Re: [PATCH 2/2] timers: Fix removed self-IPI on global timer's enqueue in nohz_full

From: Paul E. McKenney
Date: Wed Mar 20 2024 - 07:17:12 EST


On Tue, Mar 19, 2024 at 02:18:00AM -0700, Paul E. McKenney wrote:
> On Tue, Mar 19, 2024 at 12:07:29AM +0100, Frederic Weisbecker wrote:
> > While running in nohz_full mode, a task may enqueue a timer while the
> > tick is stopped. However the only places where the timer wheel,
> > alongside the timer migration machinery's decision, may reprogram the
> > next event accordingly with that new timer's expiry are the idle loop or
> > any IRQ tail.
> >
> > However neither the idle task nor an interrupt may run on the CPU if it
> > resumes busy work in userspace for a long while in full dynticks mode.
> >
> > To solve this, the timer enqueue path raises a self-IPI that will
> > re-evaluate the timer wheel on its IRQ tail. This asynchronous solution
> > avoids potential locking inversion.
> >
> > This is supposed to happen both for local and global timers but commit:
> >
> > b2cf7507e186 ("timers: Always queue timers on the local CPU")
> >
> > broke the global timers case with removing the ->is_idle field handling
> > for the global base. As a result, global timers enqueue may go unnoticed
> > in nohz_full.
> >
> > Fix this with restoring the idle tracking of the global timer's base,
> > allowing self-IPIs again on enqueue time.
>
> Testing with the previous patch (1/2 in this series) reduced the number of
> problems by about an order of magnitude, down to two sched_tick_remote()
> instances and one enqueue_hrtimer() instance, very good!
>
> I have kicked off a test including this patch. Here is hoping! ;-)
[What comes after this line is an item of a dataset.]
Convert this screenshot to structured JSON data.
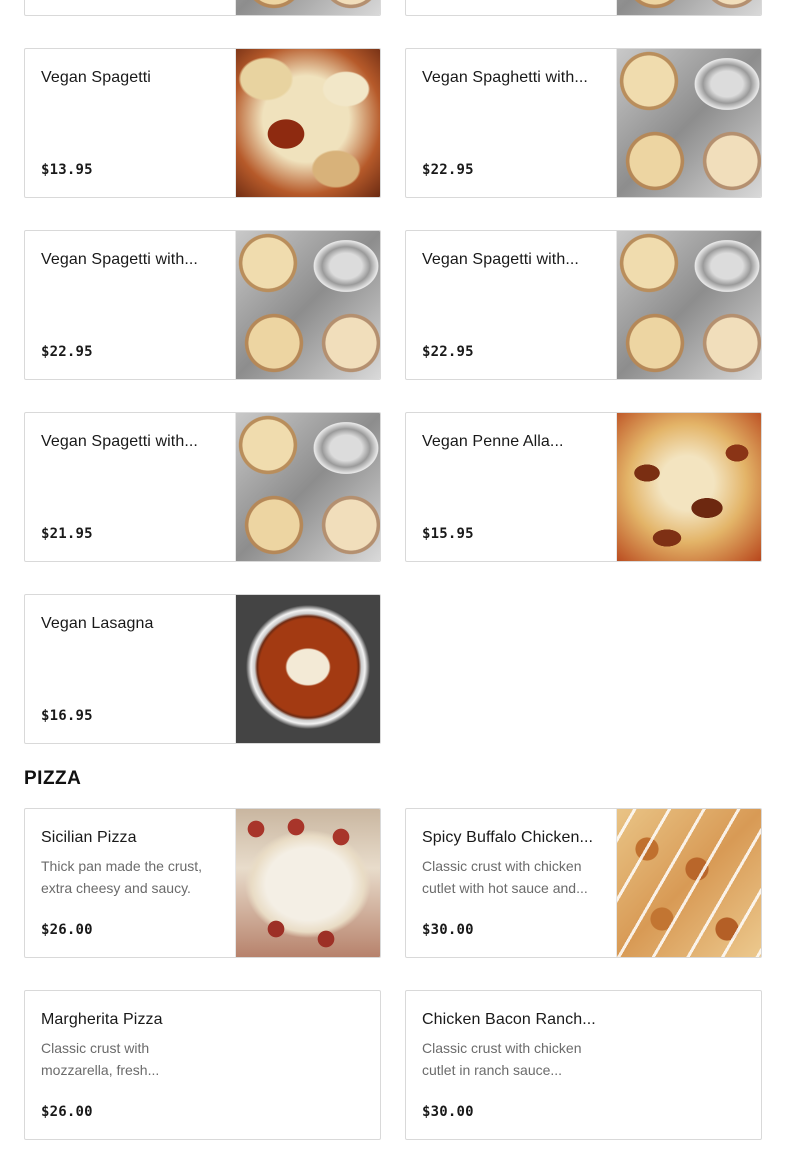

And 22*100 hours of TREE07 got me one run with a sched_tick_remote()
complaint and another run with a starved RCU grace-period kthread.
So this is definitely getting more reliable, but still a little ways
to go.

Thanx, Paul

> > Reported-by: Paul E. McKenney <paulmck@xxxxxxxxxx>
> > Fixes: b2cf7507e186 ("timers: Always queue timers on the local CPU")
> > Signed-off-by: Frederic Weisbecker <frederic@xxxxxxxxxx>
> > ---
> > kernel/time/timer.c | 12 +++++++++++-
> > 1 file changed, 11 insertions(+), 1 deletion(-)
> >
> > diff --git a/kernel/time/timer.c b/kernel/time/timer.c
> > index e69e75d3858c..dee29f1f5b75 100644
> > --- a/kernel/time/timer.c
> > +++ b/kernel/time/timer.c
> > @@ -642,7 +642,8 @@ trigger_dyntick_cpu(struct timer_base *base, struct timer_list *timer)
> > * the base lock:
> > */
> > if (base->is_idle) {
> > - WARN_ON_ONCE(!(timer->flags & TIMER_PINNED));
> > + WARN_ON_ONCE(!(timer->flags & TIMER_PINNED ||
> > + tick_nohz_full_cpu(base->cpu)));
> > wake_up_nohz_cpu(base->cpu);
> > }
> > }
> > @@ -2292,6 +2293,13 @@ static inline u64 __get_next_timer_interrupt(unsigned long basej, u64 basem,
> > */
> > if (!base_local->is_idle && time_after(nextevt, basej + 1)) {
> > base_local->is_idle = true;
> > + /*
> > + * Global timers queued locally while running in a task
> > + * in nohz_full mode need a self-IPI to kick reprogramming
> > + * in IRQ tail.
> > + */
> > + if (tick_nohz_full_cpu(base_local->cpu))
> > + base_global->is_idle = true;
> > trace_timer_base_idle(true, base_local->cpu);
> > }
> > *idle = base_local->is_idle;
> > @@ -2364,6 +2372,8 @@ void timer_clear_idle(void)
> > * path. Required for BASE_LOCAL only.
> > */
> > __this_cpu_write(timer_bases[BASE_LOCAL].is_idle, false);
> > + if (tick_nohz_full_cpu(smp_processor_id()))
> > + __this_cpu_write(timer_bases[BASE_GLOBAL].is_idle, false);
> > trace_timer_base_idle(false, smp_processor_id());
> >
> > /* Activate without holding the timer_base->lock */
> > --
> > 2.44.0
> >